Summary: Helen was a young woman when she died over a century ago. Since then, she’s spent her time as a muse – attaching herself to a sequence of “hosts”. Her current host is an English teacher, and one day in class, she notices a young man looking at her. That boy turns out to be James, another spirit who took over the body of Billy, a drug addict, when Billy’s own spirit left it empty. The two feel an immediate connection, and soon they find Helen an empty body as well – that of Jenny, a girl from a stiflingly strict religious family. However, when both of them are in the flesh, they suddenly find themselves having to deal with the problems of normal teenagers, and have to overcome these obstacles if they truly want to be together.

Review: I was underwhelmed by this one. In general, it was pretty inoffensive, and I think it got a lot of the details of teenager-dom correct, but I just didn’t care. I think part of this was that the writing style didn’t really suit me – it felt like it was trying too hard to be literary and descriptive, but instead it came out feeling trite and overworked. Also, I didn’t really care for either of the characters; I felt like they pushed the “charmingly naive” thing too far – some degree of that is expected in 19th century ghosts, but interpersonal relationships haven’t changed all that much. Unfortunately, by the time either of them figured out what was going on and grew a spine, I no longer cared. 3 out of 5 stars.

Recommendation: Pretty realistic for a teen ghost story, but uninvolving characters, tiresome writing, and an overly facile ending results in a solidly mediocre listening experience. Fans of Stephenie Meyer’s Twilight series might like it, but for everyone else, I wouldn’t bother.

This Review on LibraryThing | This Book on LibraryThing | This Book on Amazon

First Line: Someone was looking at me, a disturbing sensation if you’re dead.

6 Comments leave one →
  1. April 9, 2008 1:07 pm

    How do you deal with audio books on your reading graph?

  2. April 9, 2008 1:21 pm

    I count them.
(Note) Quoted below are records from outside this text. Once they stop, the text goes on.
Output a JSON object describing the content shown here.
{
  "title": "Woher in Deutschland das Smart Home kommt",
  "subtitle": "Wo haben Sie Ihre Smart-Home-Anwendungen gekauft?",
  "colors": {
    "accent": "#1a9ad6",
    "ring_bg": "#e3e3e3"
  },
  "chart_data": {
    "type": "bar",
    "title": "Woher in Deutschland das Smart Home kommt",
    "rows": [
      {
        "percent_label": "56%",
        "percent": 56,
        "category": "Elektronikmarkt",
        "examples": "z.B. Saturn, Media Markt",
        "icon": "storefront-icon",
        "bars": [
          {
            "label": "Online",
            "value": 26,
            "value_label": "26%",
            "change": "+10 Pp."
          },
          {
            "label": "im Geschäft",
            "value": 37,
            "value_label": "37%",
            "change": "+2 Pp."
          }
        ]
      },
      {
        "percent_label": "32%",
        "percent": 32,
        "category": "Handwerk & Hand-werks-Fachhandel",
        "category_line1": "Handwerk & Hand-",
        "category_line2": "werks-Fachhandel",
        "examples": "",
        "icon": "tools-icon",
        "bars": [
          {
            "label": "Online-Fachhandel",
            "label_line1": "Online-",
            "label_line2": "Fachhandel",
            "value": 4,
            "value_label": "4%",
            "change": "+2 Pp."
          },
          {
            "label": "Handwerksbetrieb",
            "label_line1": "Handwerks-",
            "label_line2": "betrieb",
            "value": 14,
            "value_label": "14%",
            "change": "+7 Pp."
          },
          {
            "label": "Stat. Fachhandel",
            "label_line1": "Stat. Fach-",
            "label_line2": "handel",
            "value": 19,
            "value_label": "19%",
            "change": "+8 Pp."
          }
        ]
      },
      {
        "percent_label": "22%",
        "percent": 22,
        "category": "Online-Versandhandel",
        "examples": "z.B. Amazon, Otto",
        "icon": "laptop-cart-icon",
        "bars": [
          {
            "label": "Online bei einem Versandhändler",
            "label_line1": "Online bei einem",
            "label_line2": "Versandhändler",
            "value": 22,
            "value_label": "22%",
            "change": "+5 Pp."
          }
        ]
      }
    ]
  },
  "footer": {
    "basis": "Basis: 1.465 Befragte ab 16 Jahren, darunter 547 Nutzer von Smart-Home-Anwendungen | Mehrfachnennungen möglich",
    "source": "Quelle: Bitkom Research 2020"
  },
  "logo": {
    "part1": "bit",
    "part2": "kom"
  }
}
I only listen to unabridged books, so in my mind, if the words have gotten into my brain, it counts the same whether they got in via my eyes or my ears.

    I’ve only been graphing new reads, so no re-reads are included, but my tally of books per year includes audiobooks.

    For the page numbers, I’ve just been looking up the numbers from the most popular paper copy on Amazon. I also go through at the end of the year and tot up total listening time, but that’s on my own, not on the spreadsheet.

  3. April 9, 2008 1:35 pm

    I had decided to count them as ‘books read’ for the same reason, but I was undecided as to whether or not to count pages. I may have to continue to dwell on that.

  4. marrie permalink
    February 19, 2009 6:28 pm

    loved this book

  5. Helen permalink
    November 15, 2011 2:36 pm

    I happened to love this book and I have NEVER liked twlight. I feel as though maybe you didn’t understand the depth of the book. It was honestly beautiful. It’s a shame you couldn’t see that.